CHICAGO — A Chicago man admitted in court Thursday that he scouted out the Indian city of Mumbai before a 2008 terrorist attack that left 166 dead and helped plan an attack a Danish newspaper that never took place.
David Coleman Headley, a 49-year-old American citizen, pleaded guilty in U.S. District Court to all 12 counts he faced. Under a deal with prosecutors, Headley will not face execution if he continues to cooperate with their terrorism investigation. He could face up to life in prison and a $3 million fine when he's sentenced. A date has not been set.
In court Thursday, Headley wore a prison-issued orange jumpsuit as a dozen federal marshals stood watch. Spectators were walked through a metal detector and women's purses sniffed by a police dog. Headley spoke softly in a British accent when asked by U.S. District Judge Harry Leinenweber if he was pleading guilty of his own free will.
‘Regret and remorse’
His attorney, Robert Seeder, said after the hearing that Headley's decision to talk was "a manifestation and example of his regret and remorse," and wasn't based solely on the fact that he will avoid a possible death sentence.
"He has provided significant help to the United States and aided other countries," said Seeder. He declined to specify what help Headley had provided.
In his plea agreement, Headley admitted that he made surveillance videos and conducted other intelligence gathering for the November 2008 attack on Mumbai. Nine of the 10 gunmen were also killed in the three-day siege. The U.S. and India say the gunmen were trained and directed by the Pakistani-based terrorist group Lashkar e Taiba (Army of the Pure).
Headley also said he met with a Pakistan-based terrorist leader, Ilyas Kashmiri, in a tribal area of western Pakistan in May 2009, and that Kashmiri told him he had a European contact who could provide Headley with money, weapons and manpower for an attack on Denmark's Jyllands Posten newspaper. That attack never happened.
He said men he knew as "elders," whom he understood to be leaders of Osama bin Laden's al-Qaida terrorist network, urged swift action in attacking the newspaper, which offended many Muslims in 2005 by publishing a dozen cartoons depicting the Prophet Muhammad.
He said Kashmiri wanted newspaper employees beheaded and the heads thrown from the building to send a message to the Danish authorities. Headley said Kashmiri said it should be a suicide attack, and that the attackers should prepare martyrdom videos.

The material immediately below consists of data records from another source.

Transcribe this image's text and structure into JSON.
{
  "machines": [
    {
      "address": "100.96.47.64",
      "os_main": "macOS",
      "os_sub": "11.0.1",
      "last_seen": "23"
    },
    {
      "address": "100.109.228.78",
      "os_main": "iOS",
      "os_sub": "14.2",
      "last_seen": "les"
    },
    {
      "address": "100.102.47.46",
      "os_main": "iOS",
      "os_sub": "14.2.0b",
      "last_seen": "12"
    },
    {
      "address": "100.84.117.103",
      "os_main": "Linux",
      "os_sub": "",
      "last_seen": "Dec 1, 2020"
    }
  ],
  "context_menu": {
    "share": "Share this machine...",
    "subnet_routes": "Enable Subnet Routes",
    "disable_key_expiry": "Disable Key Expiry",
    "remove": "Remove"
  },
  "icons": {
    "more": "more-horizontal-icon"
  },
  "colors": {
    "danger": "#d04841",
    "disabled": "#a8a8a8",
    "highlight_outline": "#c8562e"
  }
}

According to a law enforcement official briefed on the investigation, the FBI only had a first name, "David," in the summer of 2009 and knew that David traveled internationally. The official spoke on condition of anonymity because he was not authorized to speak publicly.
The FBI reached out to Customs and Border Protection to be on the lookout for a man named David who traveled internationally, particularly to and from Pakistan. Through a process of elimination, CBP determined the man the FBI was looking for was David Headley, the official said.
When Headley flew back to the U.S. on Aug. 5, 2009, CBP officers questioned him when he got off the plane. The officers let the FBI know that Headley was their guy. The CBP officers let Headley back into the country under the surveillance of the FBI, the official said.
Attorney General Eric Holder said in a statement Thursday that "not only has the criminal justice system achieved a guilty plea in this case, but David Headley is now providing us valuable intelligence about terrorist activities."
"As this case demonstrates, we must continue to use every tool available to defeat terrorism both at home and abroad," Holder said.
Headley could have been sentenced to death if convicted of the most serious charges — conspiracy to bomb public places in India and six counts of murdering U.S. nationals in India — but the death sentence is "off the table" if Headley continues to cooperate, said Seeder.
That could include testifying against his co-defendant, Tahawwur Hussain Rana, if he goes to trial. Rana, a 49-year-old Canadian co-defendant who also lived in Chicago, has pleaded not guilty to conspiracy to provide material support to terrorism in Denmark and India, as well as to Lashkar-e-Taiba.
Messages seeking comment were left for Rana's attorney, Patrick Blegen.
Retired Pakistani military man Abdur Rehman Hashim Syed and Kashmiri are also accused in the plot against the Danish newspaper. Their exact whereabouts are unknown.
According to prosecutors, Kashmiri has been in regular communication with al-Qaida's No. 3, Sheikh Mustafa Abu al-Yazid.